CIOs discuss their toughest decisions ever

TechRepublic

As any CIO will tell you, the buck doesn't always stop at all, let alone with the CEO. More often than not, upper C-level decisions are made and then passed down to IT for implementation. TechRepublic contacted about a half dozen CIOs and CTOs and asked them about their most difficult business decisions. We found that those decisions can be boiled down into two categories, as the stories below demonstrate: decisions that lead to a major shift in the way the company performs its everyday tasks, and decisions that entail the creation of systems and applications that never existed before.

Not doing it the way it's always been done....
Some of the toughest decisions a CIO will make aren't tough because they require a lot of thought. They're tough because they come out of nowhere.

Bill Glassen, director of IT at Cashman Equipment, recalled such a decision back in the late 1990s. He had to decide, quickly, how to get day-to-day information and reports to management-level employees in a way that would allow them to continue to do their jobs, but by using a system that was new. He had to do what had not been done before -- very scary ground in conservative corporate settings.

Glassen recalled that it amounted to an immense change in corporate communications, "almost a cultural change for our company."

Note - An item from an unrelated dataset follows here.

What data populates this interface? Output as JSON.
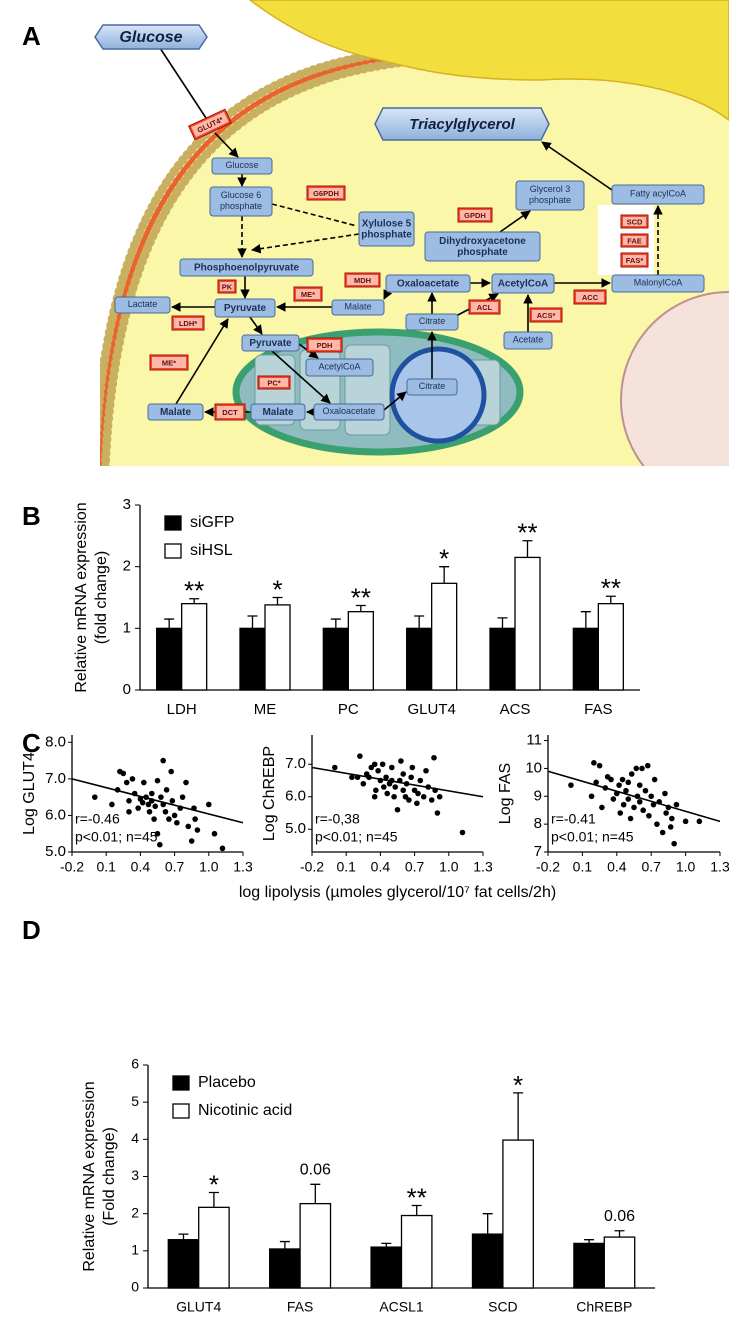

The company had, historically, accumulated and distributed data through the old general ledger and the AS/400 system. While the AS/400 backbone would remain, the company had decided to move away from the old general ledger system. Glassen was directed to deploy this decision.

Glassen said he had no way of knowing he was about to make the most difficult decision of his career. He was, after all, not changing the way information was accumulated, only how it would be deployed. What he and his colleagues did not understand, at first, was they just couldn't do what they'd always done.

Initially they tried "the path of least resistance" by building on the existing system during the deployment. "That was a major mistake," Glassen said. "We assumed we could use the same reports and indicators that we did before.... What ended up happening was no one could communicate. Everyone was looking for information on the new system, but they were looking for it the old way."

After reviewing the resources they had and how best to get information into the hands of the employees who needed it, Glassen decided to set up a company intranet.

To implement this decision, Glassen and his associates met with management-level employees and immediately encountered the path of maximum resistance. "Everyone wanted their information at 6am everyday in the same format they always had their information," he said. "I was the one who had to tell everyone they weren't going to get what they got in the past. What they had before wasn't going to work now."